Comme à chaque bouleversement correspond son vocabulaire, celui du COVID-19 est la ‘distanciation sociale’—qui signifie, éviter la proximité physique inutile afin de réduire la propagation du virus qui peut se cacher dans le système de l’individu infecté. Ceci pendant 4 à 10 jours avant l’apparition des symptômes. Pendant ce temps, il est capable de propager l’infection à d’autres. La ‘distanciation sociale’ apparait comme l’une des recommandations fondamentales de la lutte contre cette pandémie.

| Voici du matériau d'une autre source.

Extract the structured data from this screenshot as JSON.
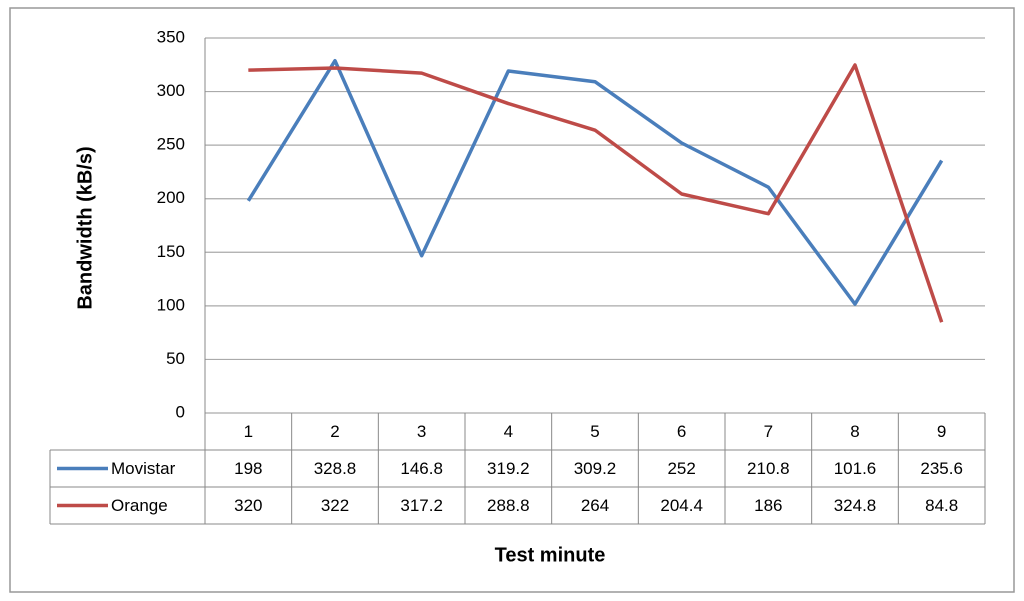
{
  "chart_data": {
    "type": "line",
    "y_label": "Bandwidth (kB/s)",
    "x_label": "Test minute",
    "categories": [
      "1",
      "2",
      "3",
      "4",
      "5",
      "6",
      "7",
      "8",
      "9"
    ],
    "series": [
      {
        "name": "Movistar",
        "color": "#4a7ebb",
        "values": [
          198,
          328.8,
          146.8,
          319.2,
          309.2,
          252,
          210.8,
          101.6,
          235.6
        ]
      },
      {
        "name": "Orange",
        "color": "#be4b48",
        "values": [
          320,
          322,
          317.2,
          288.8,
          264,
          204.4,
          186,
          324.8,
          84.8
        ]
      }
    ],
    "ylim": [
      0,
      350
    ],
    "yticks": [
      0,
      50,
      100,
      150,
      200,
      250,
      300,
      350
    ],
    "grid": true,
    "data_table": true
  }
}
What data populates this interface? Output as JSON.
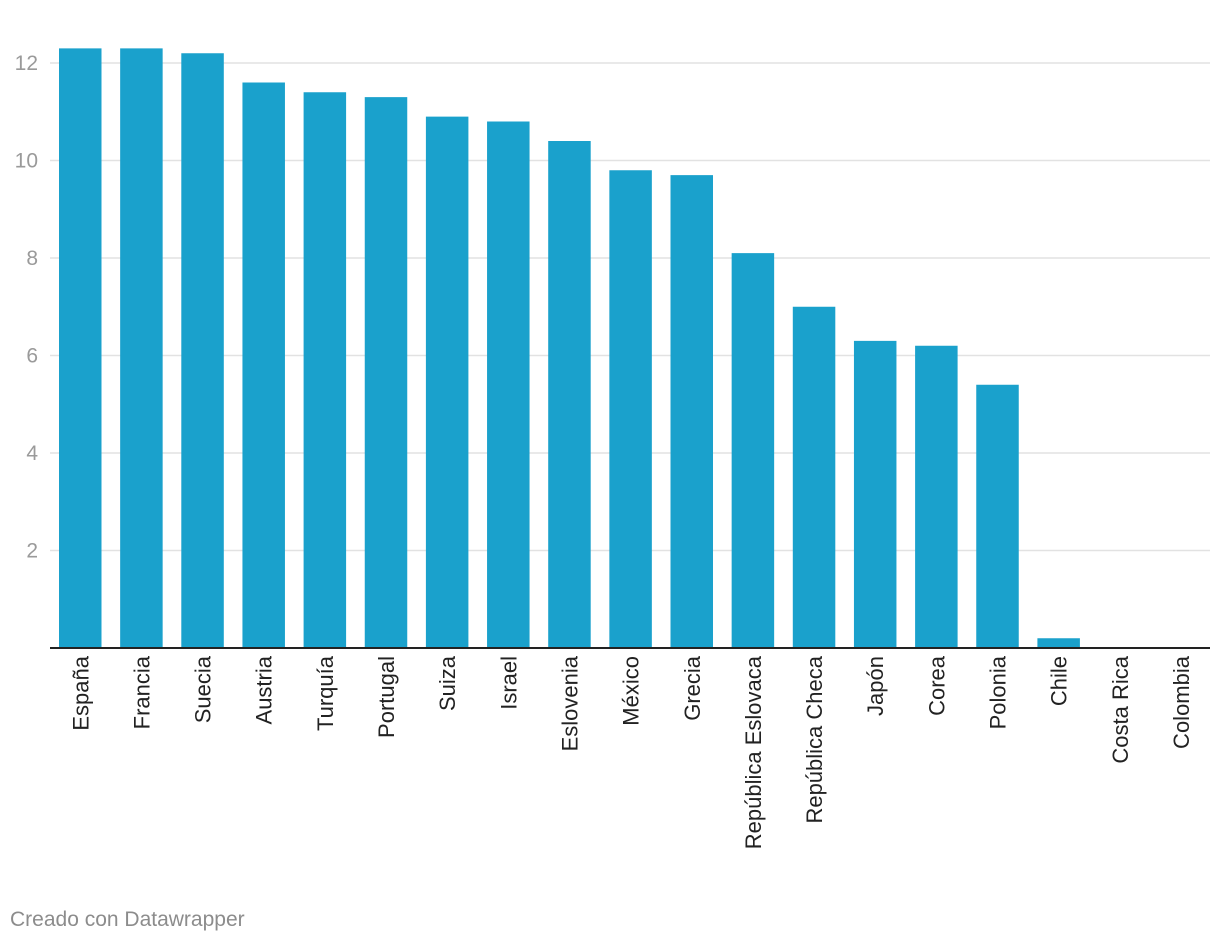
{
  "chart_data": {
    "type": "bar",
    "title": "",
    "xlabel": "",
    "ylabel": "",
    "categories": [
      "España",
      "Francia",
      "Suecia",
      "Austria",
      "Turquía",
      "Portugal",
      "Suiza",
      "Israel",
      "Eslovenia",
      "México",
      "Grecia",
      "República Eslovaca",
      "República Checa",
      "Japón",
      "Corea",
      "Polonia",
      "Chile",
      "Costa Rica",
      "Colombia"
    ],
    "values": [
      12.3,
      12.3,
      12.2,
      11.6,
      11.4,
      11.3,
      10.9,
      10.8,
      10.4,
      9.8,
      9.7,
      8.1,
      7.0,
      6.3,
      6.2,
      5.4,
      0.2,
      0,
      0
    ],
    "ylim": [
      0,
      12.5
    ],
    "yticks": [
      "2",
      "4",
      "6",
      "8",
      "10",
      "12"
    ],
    "grid": true,
    "colors": {
      "bar": "#1aa1cc",
      "grid": "#e2e2e2",
      "axis": "#222222"
    }
  },
  "footer": {
    "credit": "Creado con Datawrapper"
  }
}
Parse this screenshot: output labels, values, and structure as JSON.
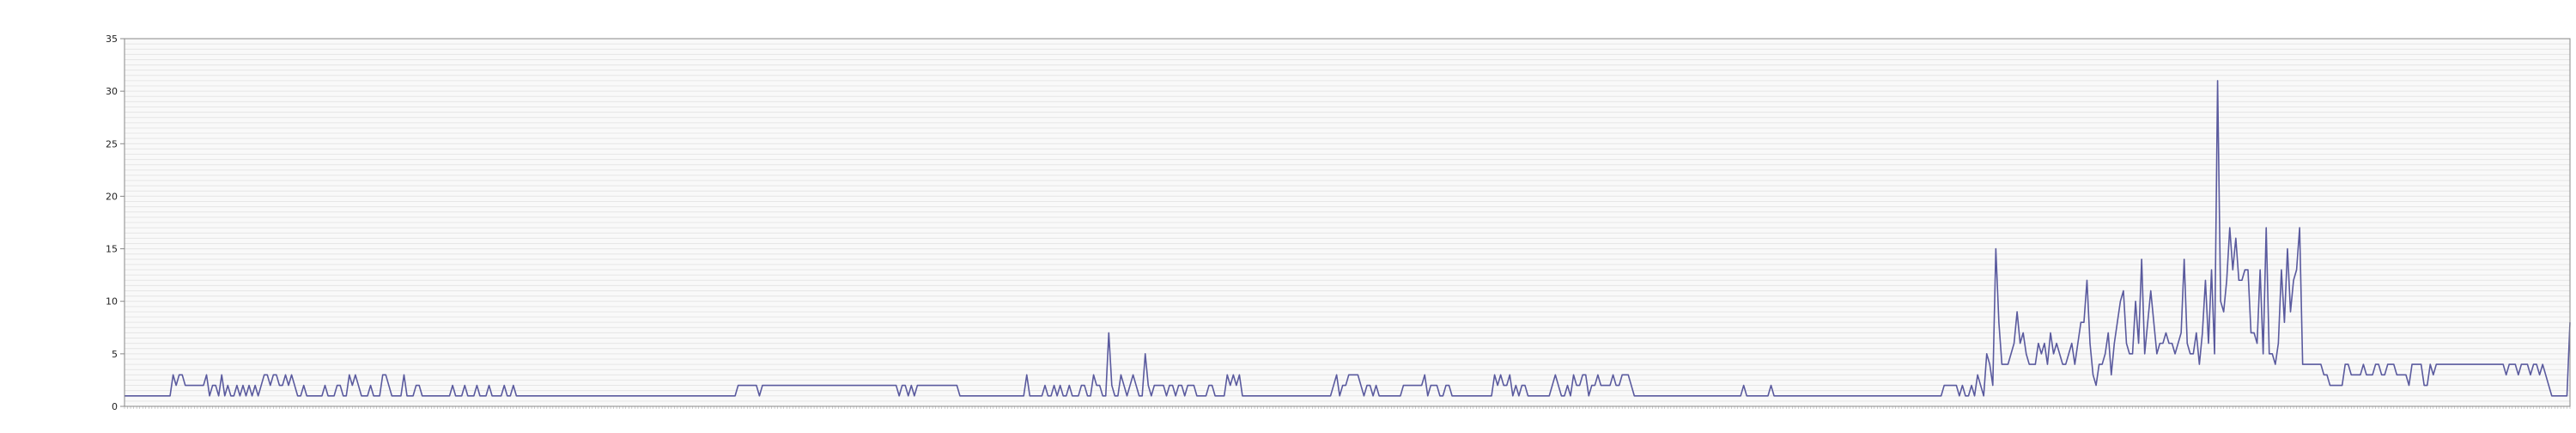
{
  "chart_data": {
    "type": "line",
    "title": "",
    "xlabel": "",
    "ylabel": "",
    "ylim": [
      0,
      35
    ],
    "y_ticks": [
      0,
      5,
      10,
      15,
      20,
      25,
      30,
      35
    ],
    "grid": true,
    "colors": {
      "line": "#5a5a9e",
      "grid": "#e6e6e6",
      "frame": "#888888",
      "background": "#f9f9f9"
    },
    "series": [
      {
        "values": [
          1,
          1,
          1,
          1,
          1,
          1,
          1,
          1,
          1,
          1,
          1,
          1,
          1,
          1,
          1,
          1,
          3,
          2,
          3,
          3,
          2,
          2,
          2,
          2,
          2,
          2,
          2,
          3,
          1,
          2,
          2,
          1,
          3,
          1,
          2,
          1,
          1,
          2,
          1,
          2,
          1,
          2,
          1,
          2,
          1,
          2,
          3,
          3,
          2,
          3,
          3,
          2,
          2,
          3,
          2,
          3,
          2,
          1,
          1,
          2,
          1,
          1,
          1,
          1,
          1,
          1,
          2,
          1,
          1,
          1,
          2,
          2,
          1,
          1,
          3,
          2,
          3,
          2,
          1,
          1,
          1,
          2,
          1,
          1,
          1,
          3,
          3,
          2,
          1,
          1,
          1,
          1,
          3,
          1,
          1,
          1,
          2,
          2,
          1,
          1,
          1,
          1,
          1,
          1,
          1,
          1,
          1,
          1,
          2,
          1,
          1,
          1,
          2,
          1,
          1,
          1,
          2,
          1,
          1,
          1,
          2,
          1,
          1,
          1,
          1,
          2,
          1,
          1,
          2,
          1,
          1,
          1,
          1,
          1,
          1,
          1,
          1,
          1,
          1,
          1,
          1,
          1,
          1,
          1,
          1,
          1,
          1,
          1,
          1,
          1,
          1,
          1,
          1,
          1,
          1,
          1,
          1,
          1,
          1,
          1,
          1,
          1,
          1,
          1,
          1,
          1,
          1,
          1,
          1,
          1,
          1,
          1,
          1,
          1,
          1,
          1,
          1,
          1,
          1,
          1,
          1,
          1,
          1,
          1,
          1,
          1,
          1,
          1,
          1,
          1,
          1,
          1,
          1,
          1,
          1,
          1,
          1,
          1,
          1,
          1,
          1,
          1,
          2,
          2,
          2,
          2,
          2,
          2,
          2,
          1,
          2,
          2,
          2,
          2,
          2,
          2,
          2,
          2,
          2,
          2,
          2,
          2,
          2,
          2,
          2,
          2,
          2,
          2,
          2,
          2,
          2,
          2,
          2,
          2,
          2,
          2,
          2,
          2,
          2,
          2,
          2,
          2,
          2,
          2,
          2,
          2,
          2,
          2,
          2,
          2,
          2,
          2,
          2,
          2,
          2,
          1,
          2,
          2,
          1,
          2,
          1,
          2,
          2,
          2,
          2,
          2,
          2,
          2,
          2,
          2,
          2,
          2,
          2,
          2,
          2,
          1,
          1,
          1,
          1,
          1,
          1,
          1,
          1,
          1,
          1,
          1,
          1,
          1,
          1,
          1,
          1,
          1,
          1,
          1,
          1,
          1,
          1,
          3,
          1,
          1,
          1,
          1,
          1,
          2,
          1,
          1,
          2,
          1,
          2,
          1,
          1,
          2,
          1,
          1,
          1,
          2,
          2,
          1,
          1,
          3,
          2,
          2,
          1,
          1,
          7,
          2,
          1,
          1,
          3,
          2,
          1,
          2,
          3,
          2,
          1,
          1,
          5,
          2,
          1,
          2,
          2,
          2,
          2,
          1,
          2,
          2,
          1,
          2,
          2,
          1,
          2,
          2,
          2,
          1,
          1,
          1,
          1,
          2,
          2,
          1,
          1,
          1,
          1,
          3,
          2,
          3,
          2,
          3,
          1,
          1,
          1,
          1,
          1,
          1,
          1,
          1,
          1,
          1,
          1,
          1,
          1,
          1,
          1,
          1,
          1,
          1,
          1,
          1,
          1,
          1,
          1,
          1,
          1,
          1,
          1,
          1,
          1,
          1,
          2,
          3,
          1,
          2,
          2,
          3,
          3,
          3,
          3,
          2,
          1,
          2,
          2,
          1,
          2,
          1,
          1,
          1,
          1,
          1,
          1,
          1,
          1,
          2,
          2,
          2,
          2,
          2,
          2,
          2,
          3,
          1,
          2,
          2,
          2,
          1,
          1,
          2,
          2,
          1,
          1,
          1,
          1,
          1,
          1,
          1,
          1,
          1,
          1,
          1,
          1,
          1,
          1,
          3,
          2,
          3,
          2,
          2,
          3,
          1,
          2,
          1,
          2,
          2,
          1,
          1,
          1,
          1,
          1,
          1,
          1,
          1,
          2,
          3,
          2,
          1,
          1,
          2,
          1,
          3,
          2,
          2,
          3,
          3,
          1,
          2,
          2,
          3,
          2,
          2,
          2,
          2,
          3,
          2,
          2,
          3,
          3,
          3,
          2,
          1,
          1,
          1,
          1,
          1,
          1,
          1,
          1,
          1,
          1,
          1,
          1,
          1,
          1,
          1,
          1,
          1,
          1,
          1,
          1,
          1,
          1,
          1,
          1,
          1,
          1,
          1,
          1,
          1,
          1,
          1,
          1,
          1,
          1,
          1,
          1,
          2,
          1,
          1,
          1,
          1,
          1,
          1,
          1,
          1,
          2,
          1,
          1,
          1,
          1,
          1,
          1,
          1,
          1,
          1,
          1,
          1,
          1,
          1,
          1,
          1,
          1,
          1,
          1,
          1,
          1,
          1,
          1,
          1,
          1,
          1,
          1,
          1,
          1,
          1,
          1,
          1,
          1,
          1,
          1,
          1,
          1,
          1,
          1,
          1,
          1,
          1,
          1,
          1,
          1,
          1,
          1,
          1,
          1,
          1,
          1,
          1,
          1,
          1,
          1,
          1,
          1,
          2,
          2,
          2,
          2,
          2,
          1,
          2,
          1,
          1,
          2,
          1,
          3,
          2,
          1,
          5,
          4,
          2,
          15,
          8,
          4,
          4,
          4,
          5,
          6,
          9,
          6,
          7,
          5,
          4,
          4,
          4,
          6,
          5,
          6,
          4,
          7,
          5,
          6,
          5,
          4,
          4,
          5,
          6,
          4,
          6,
          8,
          8,
          12,
          6,
          3,
          2,
          4,
          4,
          5,
          7,
          3,
          6,
          8,
          10,
          11,
          6,
          5,
          5,
          10,
          6,
          14,
          5,
          8,
          11,
          8,
          5,
          6,
          6,
          7,
          6,
          6,
          5,
          6,
          7,
          14,
          6,
          5,
          5,
          7,
          4,
          7,
          12,
          6,
          13,
          5,
          31,
          10,
          9,
          12,
          17,
          13,
          16,
          12,
          12,
          13,
          13,
          7,
          7,
          6,
          13,
          5,
          17,
          5,
          5,
          4,
          6,
          13,
          8,
          15,
          9,
          12,
          13,
          17,
          4,
          4,
          4,
          4,
          4,
          4,
          4,
          3,
          3,
          2,
          2,
          2,
          2,
          2,
          4,
          4,
          3,
          3,
          3,
          3,
          4,
          3,
          3,
          3,
          4,
          4,
          3,
          3,
          4,
          4,
          4,
          3,
          3,
          3,
          3,
          2,
          4,
          4,
          4,
          4,
          2,
          2,
          4,
          3,
          4,
          4,
          4,
          4,
          4,
          4,
          4,
          4,
          4,
          4,
          4,
          4,
          4,
          4,
          4,
          4,
          4,
          4,
          4,
          4,
          4,
          4,
          4,
          3,
          4,
          4,
          4,
          3,
          4,
          4,
          4,
          3,
          4,
          4,
          3,
          4,
          3,
          2,
          1,
          1,
          1,
          1,
          1,
          1,
          8
        ]
      }
    ]
  }
}
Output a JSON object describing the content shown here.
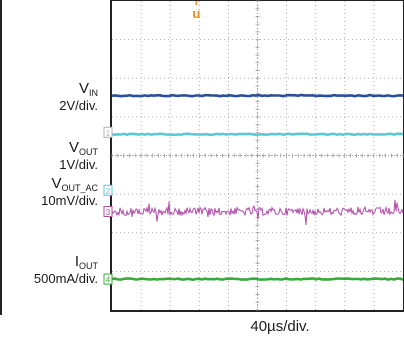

Parallèlement aux mesures préventives édictées par les Etats, le monde scientifique se démène pour trouver un vaccin et fabriquer des fournitures hospitalières, ou trouver une parade à cette pandémie. Pendant ce temps, des spécialistes travaillent à ralentir le marché boursier. Combinaison des efforts pour empêcher la propagation de la maladie en même temps qu’éviter un crash économique. Un ensemble de mesures pris alors que la peur s’envenime et l’anxiété de l’inconnu, paralysent le monde entier. La ‘guerre’ contre COVID-19 appelle donc à des efforts prudents mais sérieux pour endiguer sa montée et sa propagation, comme ce fut le cas avec l’épidémie de la polio des années 50. Il appelle également à la responsabilité des Chrétiens (1 Timothée 5.8; Proverbes 9.12).

Diffuser des informations véridiques

Battre le COVID-19 qui est une urgence médicale comme ce fut le cas avec la polio, nécessite civisme et patriotisme. Une réponse non-citoyenne à la crise pouvant être tout aussi dangereuse que la menace elle-même. C’est malheureusement ce qui est fâcheux avec la crise du COVID-19. Tout le monde est devenu spécialiste. Les media institutionnels occidentaux et les réseaux sociaux en tête de lice, créent peur, panique, anxiété, angoisse, et dépression. Puisque ça ne prend pas beaucoup de temps pour briser un esprit serein.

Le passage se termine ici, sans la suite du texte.